Basically, I want to run some npm scripts for nested projects in the build script. They are awfully slow (maybe skill issue?) so I want to multithread in the most simple and straight forward way. Here's what I currently have:
fn main() {
let current_dir = env::current_dir().unwrap();
let widget_api_dir = current_dir.join("widget-api");
let widget_api_handle = std::thread::spawn(move || npm_run_build(widget_api_dir));
let widgets_dir = current_dir.join("widgets");
std::fs::read_dir(widgets_dir)
.unwrap()
.flatten()
.filter(|entry| entry.metadata().unwrap().is_dir())
.map(|dir| {
let path = dir.path();
println!("cargo:rerun-if-changed={}/src", path.display());
println!("cargo:rerun-if-changed={}/package.json", path.display());
std::thread::spawn(move || npm_run_build(path))
})
.chain(std::iter::once(widget_api_handle))
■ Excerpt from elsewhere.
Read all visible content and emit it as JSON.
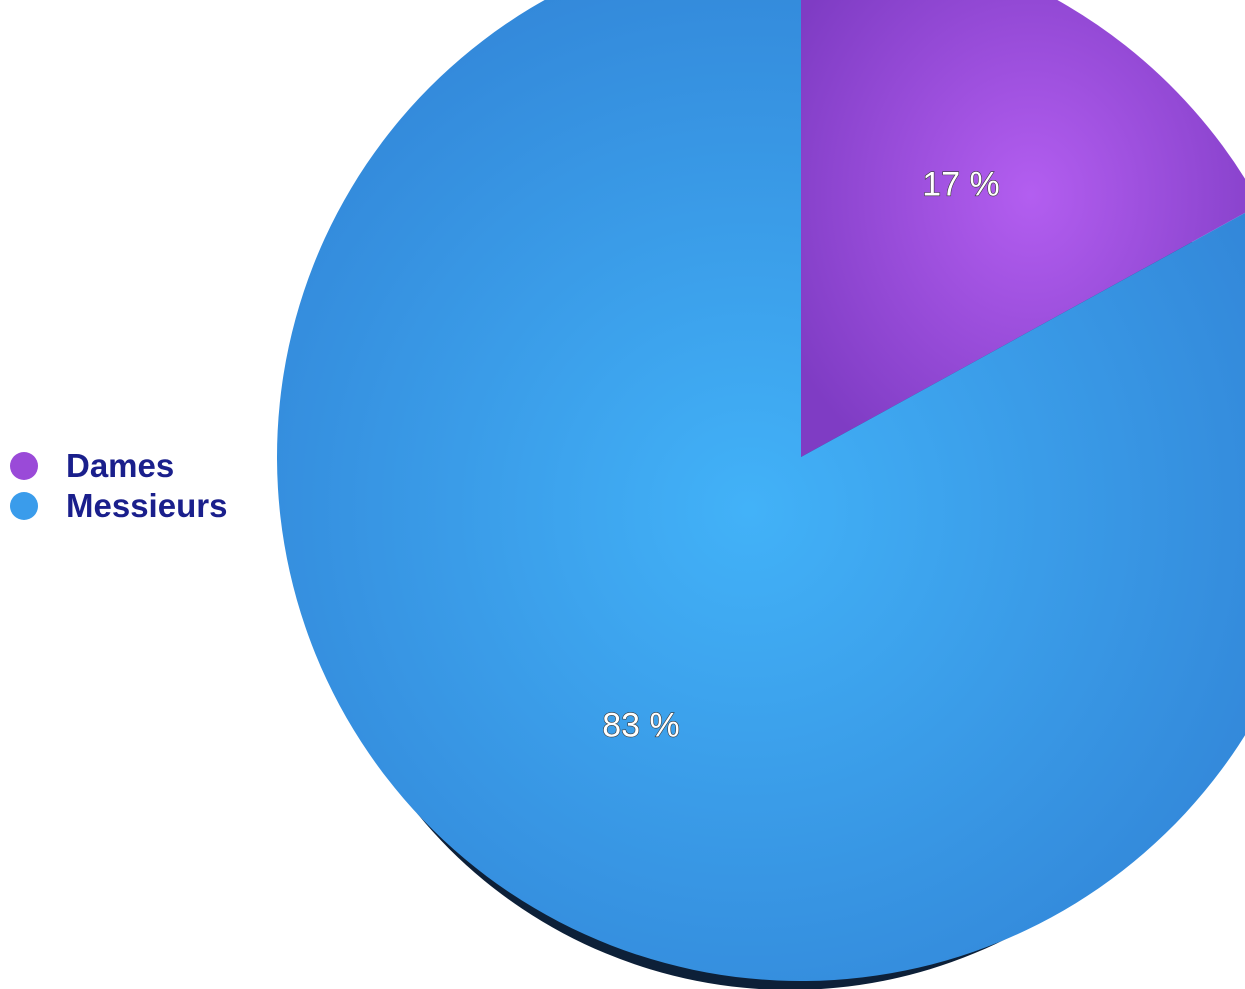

.for_each(|h| h.join().expect("failed joining build command"));
println!("cargo:rerun-if-changed=server/widget-api/src");
println!("cargo:rerun-if-changed=server/widget-api/package.json");
}
fn npm_run_build(path: PathBuf) {
// change dir to path
// npm run build
// change dir back
}
The widget-api build command doesn't seem to run. Note that all these projects output to the same directory, I don't know if that's relevant for any filesystem locking issues. Also, widget-api and widget directory contents don't have a direct dependency relationship, as it may mislead you, so they don't have to execute in order. Otherwise, I'm a bit clueless of why this is not working, but I sense a dumb mistake. Also, taking any suggestions on how to improve this.